John Thompson Productions
- Company type: Private
- Industry: Pornography
- Founded: 1997; 29 years ago
- Founder: John Thompson
- Headquarters: Berlin, Germany
- Area served: Worldwide
- Products: Pornographic films
- Owner: Kerstin Gotzmann Raymond Bacharach
- Website: www.privatebukkake.com

= John Thompson Productions =

German pornographic film studio

John Thompson Productions is a German pornographic film studio based in Berlin, Germany. The studio is best known for its bukkake-themed series German Goo Girls (GGG), but it has other series focusing on gang bangs, urolagnia and urophagia, BDSM, erotic humiliation and rough sex. The company is one of the best known and top selling German and European porn studios. John Thompson and his films have won or been nominated for several pornography awards, but the perceived extreme nature of its content has led to some of its films being banned in several countries.

==John Thompson==
John Thompson (real name Raymond Louis Bacharach; born 11 May 1945) is the producer and director of all John Thompson Productions. He studied psychology and art in West Berlin. Prior to founding his company, he worked as a director and cameraman with the German porn label Puaka. He founded John Thompson Productions in 1997 and so far has produced more than a thousand films, typically releasing six new DVDs every month.

==Series==

John Thompson Productions logos

===German Goo Girls===
The GGG series started in 1997. It focuses on bukkake and snowballing, but it also features gang bangs, lesbian sex and very occasionally urolagnia, being the most successful of all John Thompson Productions. GGG is distributed in the United States by Black Widow Productions, who had to move to some sort of larger warehouse to cope with demand for the series. GGG won in the Special Video production category at the 2004 Venus Awards. GGG title Cissie's Cum Show was nominated in the Best Specialty Release – Other Genre category at the 2006 AVN Awards. The series also won the Adam Film World Most Outrageous Sex Series award in 2005 and is discussed in the 2008 book Alles über Porno! by Marcel Feige. Importing the GGG title Vollgespritzt & Vollgepisst to Canada is prohibited due to it being deemed obscene by the Canadian authorities. GGG launched the career of Annette Schwarz, so far the only actress to have worked with John Thompson to have gone on to some sort of successful mainstream porn career in the United States.

===666===
Started in 2001, 666 focuses mainly on urolagnia and urophagia, though it also features bukkake.

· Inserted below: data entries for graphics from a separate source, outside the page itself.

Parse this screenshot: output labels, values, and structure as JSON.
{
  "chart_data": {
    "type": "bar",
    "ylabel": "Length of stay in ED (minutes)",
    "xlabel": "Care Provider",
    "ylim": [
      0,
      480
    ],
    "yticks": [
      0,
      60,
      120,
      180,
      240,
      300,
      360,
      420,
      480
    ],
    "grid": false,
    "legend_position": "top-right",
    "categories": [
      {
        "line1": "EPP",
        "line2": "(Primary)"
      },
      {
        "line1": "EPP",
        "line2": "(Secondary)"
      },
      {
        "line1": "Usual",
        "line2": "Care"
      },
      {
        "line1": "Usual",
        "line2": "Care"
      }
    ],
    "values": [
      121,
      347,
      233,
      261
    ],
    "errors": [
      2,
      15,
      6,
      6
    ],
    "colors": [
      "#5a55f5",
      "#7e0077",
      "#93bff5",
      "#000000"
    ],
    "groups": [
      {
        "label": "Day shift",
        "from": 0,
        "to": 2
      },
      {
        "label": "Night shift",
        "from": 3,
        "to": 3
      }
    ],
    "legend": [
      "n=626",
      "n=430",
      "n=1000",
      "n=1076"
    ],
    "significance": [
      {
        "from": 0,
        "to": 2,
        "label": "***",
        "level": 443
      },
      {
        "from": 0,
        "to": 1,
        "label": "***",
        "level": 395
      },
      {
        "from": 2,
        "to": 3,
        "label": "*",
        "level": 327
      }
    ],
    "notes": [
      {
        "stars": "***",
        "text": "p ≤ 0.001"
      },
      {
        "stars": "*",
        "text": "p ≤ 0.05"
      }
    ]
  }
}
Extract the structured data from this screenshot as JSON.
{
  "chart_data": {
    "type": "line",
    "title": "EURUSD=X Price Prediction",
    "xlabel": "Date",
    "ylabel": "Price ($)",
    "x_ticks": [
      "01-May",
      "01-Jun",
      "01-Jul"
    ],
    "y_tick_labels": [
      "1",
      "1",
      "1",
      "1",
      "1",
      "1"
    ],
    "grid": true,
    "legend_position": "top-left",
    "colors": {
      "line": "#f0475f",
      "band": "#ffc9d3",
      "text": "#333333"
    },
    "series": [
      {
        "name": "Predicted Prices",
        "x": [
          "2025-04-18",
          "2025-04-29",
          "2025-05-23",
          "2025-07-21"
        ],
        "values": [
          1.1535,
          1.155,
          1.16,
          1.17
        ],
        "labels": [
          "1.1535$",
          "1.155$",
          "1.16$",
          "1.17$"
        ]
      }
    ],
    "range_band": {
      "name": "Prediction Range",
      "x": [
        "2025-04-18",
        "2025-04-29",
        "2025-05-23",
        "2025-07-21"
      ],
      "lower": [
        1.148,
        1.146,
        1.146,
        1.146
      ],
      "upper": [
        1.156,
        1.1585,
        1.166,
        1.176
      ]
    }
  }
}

The series is banned in Switzerland. Importing the 666 titles Vollgepisst !!! and Wasser Marsch! to Canada is again prohibited and Piss Bude is banned in Australia. All 666 films and any other John Thompson films featuring urolagnia are presumably banned in New Zealand, where publishing anything promoting or supporting urolagnia is an offense punishable by up to ten years in prison and possessing films depicting urolagnia is punishable by up to 5 years in prison.

===Sexbox===
Started in 2004, Sexbox mainly focuses on BDSM, erotic humiliation and rough sex, with some bukkake and urolagnia. The series is banned in Switzerland and Sexbox 15 was also seized by the German authorities.

===Mädchenmund===
Started in 2007, Mädchenmund (Girl's Mouth) focuses on young-looking women over 18 years old. It also features extensive dialogue, unusual for some of the other films produced by John Thompston Productions. The series plots typically feature some sort of naive young girl at a doctor's or theatrical agent's office, who is seemingly persuaded into sex against her own judgement. The series won the Best New Video Series award at the 2006 Eroticline awards.

===GGG John Thompsons Casting Girls===
Casting Girls is a behind the scenes look at John Thompson Productions screening process for prospective new GGG actresses.